Pour
les anciens Celtes la nuit du 1er Novembre
marquait le début de l'année. C'était la nuit où il
n'y avait plus de frontières entre le monde des vivants
et le monde surnaturel, les esprits erraient sur la terre
et les hommes
pouvaient pénétrer au sein du royaume des Ombres.
Sans doute cette croyance explique l'importance accordée
par nos ancêtres Bretons à la Toussaint.
Tout le monde, après la messe, s'en va fleurir les tombes
de ceux de sa famille et jeter sur elles de l'eau bénite.
Toute la population assistait aux vêpres, Gousperou
an Anaon, les vêpres des morts, à l'issue desquelles
se déroulait la "procession du charnier". On
s'en allait, clergé en tête, jusqu'à
l'ossuaire, et
là, on chantait une interminable mélopée funèbre, Gwerz
ar Garnel.
Après cette cérémonie, chacun rentre chez soi parler de
ceux qui ne sont plus. Avant de se coucher, on recouvre
d'une nappe blanche la table, et on y dispose des crêpes,
du cidre et du lait caillé, à l'intention des trépassés
qui ont, cette nuit là, le privilège de revenir sur
terre et de revoir leurs anciennes demeures. Pendant toute
la nuit des morts, le feu doit rester allumé dans chaque
foyer, pour que les âmes puissent s'y chauffer, car elles
ont toujours froid. Aussi, avant de se mettre au lit,
a-t-on déposé dans l'âtre une énorme bûche, kef
an Anaon.
On ne doit pas suspendre de marmite au-dessus. Devant le
foyer, on a placé un banc, sur lequel aucun vivant ne
doit s'asseoir.

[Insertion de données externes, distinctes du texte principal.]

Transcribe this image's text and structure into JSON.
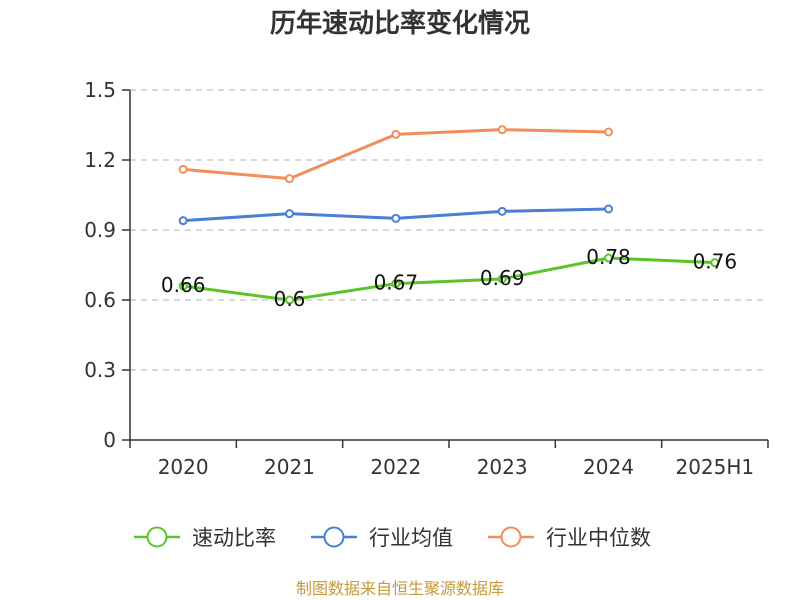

Celui ou celle qui a accompli ces rites,
se couche en silence.
En bien des paroisses, le glas tinte sans arrêt jusqu'au
matin.
Soudain, du creux de la nuit, s'élève un chant d'une
tristesse poignante. Ce sont les mendiants du pays qui
vont chanter de porte en porte la "complainte des âmes",
Gwerz an Anaon.
Toute la maisonnée doit, dès qu'ils arrivent, se lever,
se mettre à genoux, et prier pour les trépassés. Il
convient aussi –on l'a déjà deviné- de faire une généreuse
aumône aux "chanteurs de la mort", qui sont
comme les ambassadeurs de l'Au-delà.
En quelques endroits, par exemple dans le pays Bigoudin,
ces chanteurs ne sont pas des pauvres, mais des groupes de
jeunes gens qui circulent en agitant les clochettes de l'église.
on les accueille en leur offrant une crêpe.

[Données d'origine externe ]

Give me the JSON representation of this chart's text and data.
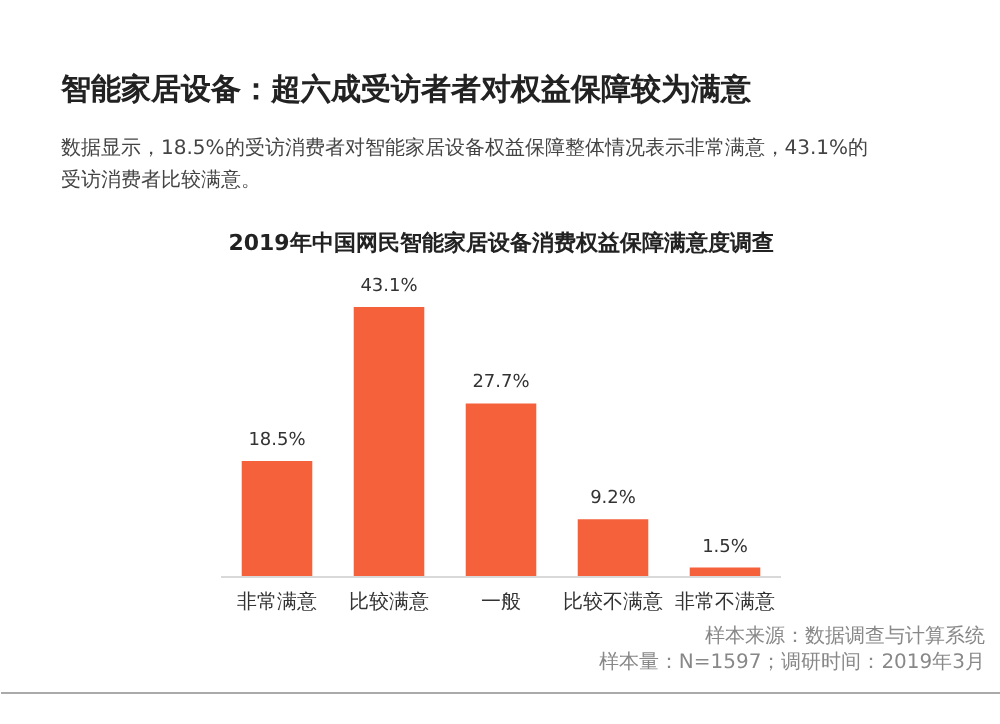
{
  "chart_data": {
    "type": "bar",
    "title": "智能家居设备：超六成受访者者对权益保障较为满意",
    "subtitle": "数据显示，18.5%的受访消费者对智能家居设备权益保障整体情况表示非常满意，43.1%的受访消费者比较满意。",
    "xlabel": "2019年中国网民智能家居设备消费权益保障满意度调查",
    "categories": [
      "非常满意",
      "比较满意",
      "一般",
      "比较不满意",
      "非常不满意"
    ],
    "values": [
      18.5,
      43.1,
      27.7,
      9.2,
      1.5
    ],
    "color": "#f5613a",
    "value_labels": [
      "18.5%",
      "43.1%",
      "27.7%",
      "9.2%",
      "1.5%"
    ],
    "annotations": [
      "样本来源：数据调查与计算系统",
      "样本量：N=1597；调研时间：2019年3月"
    ]
  }
}
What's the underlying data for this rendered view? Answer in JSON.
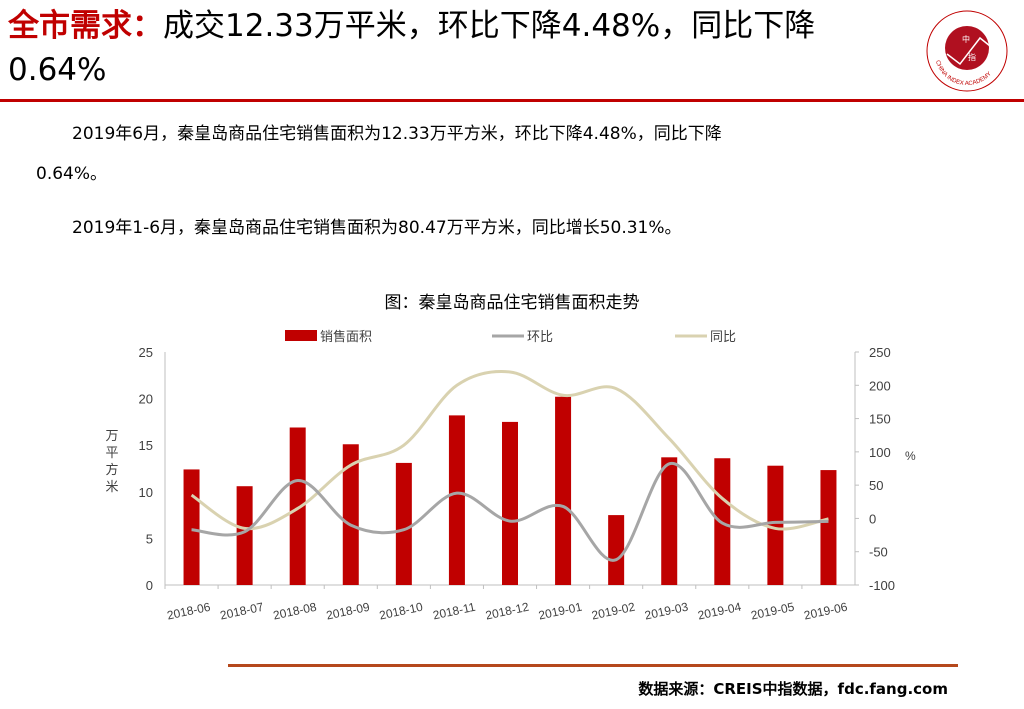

Souvent, ceux qui chantaient ainsi dans la nuit de la
Toussaint ont entendu dans les chemins des pas d'êtres
invisibles, et senti sur leur cou l'haleine glacée des âmes
qui se pressaient en foule derrière eux.
Le lendemain, au petit matin, la population se rend à la
messe des morts, et l'on dit que les défunts y assistent
aussi.
Quelques
coutumes locales :
A Douarnenez, les femmes qui, d'ordinaire, n'ont pas le
droit d'embarquer sur les bateaux de pêche, montent à
bord avec leurs maris, et, une fois quitté le port, récitent
des prières pour les "péris en mer" de leur
famille.
A Plougastel, le repas pour les âmes est fait de petits
pains mollets que le sacristain est allé vendre de porte
en porte, et que l'on a reçu en faisant le signe de
croix. Chacun donne pour ces petits pains le prix qu'il
peut : ce prix sera remis aux prêtres qui l'emploieront
en services et messe pour les défunts.
Il est à Plougastel une autre coutume de la Toussaint,
dont l'origine est antérieure au christianisme : l'arbre
des âmes, gwezenn an Anaon. Dans chacune des dix-huit
breuriez (confréries) qui se partagent la paroisse, on
met en adjudication, sur le placitre de la chapelle, un
tronc d'arbre hérissé de branches pointues sur les
lesquelles on a piqué des pommes. Les enchères sont portée
par ceux qui ont une prière à faire entendre, ou qui ont
été exaucés après avoir fait le vœu de se rendre acquéreurs.
Celui qui reste adjudicataire devient à son tour vendeur
et débite au détail les "pommes des âmes" :
non seulement celles de l'arbre, mais tout un lot qu'il se
procure en supplément, afin qu'il y en est pour tout le
monde. Après cette vente, il dépose l'arbre dans la
chapelle de la breuziez, ou le conserve dans sa maison
jusqu'à la Toussaint suivante. Il y piquera alors de
nouvelles pommes et le mettra à son tour aux enchères.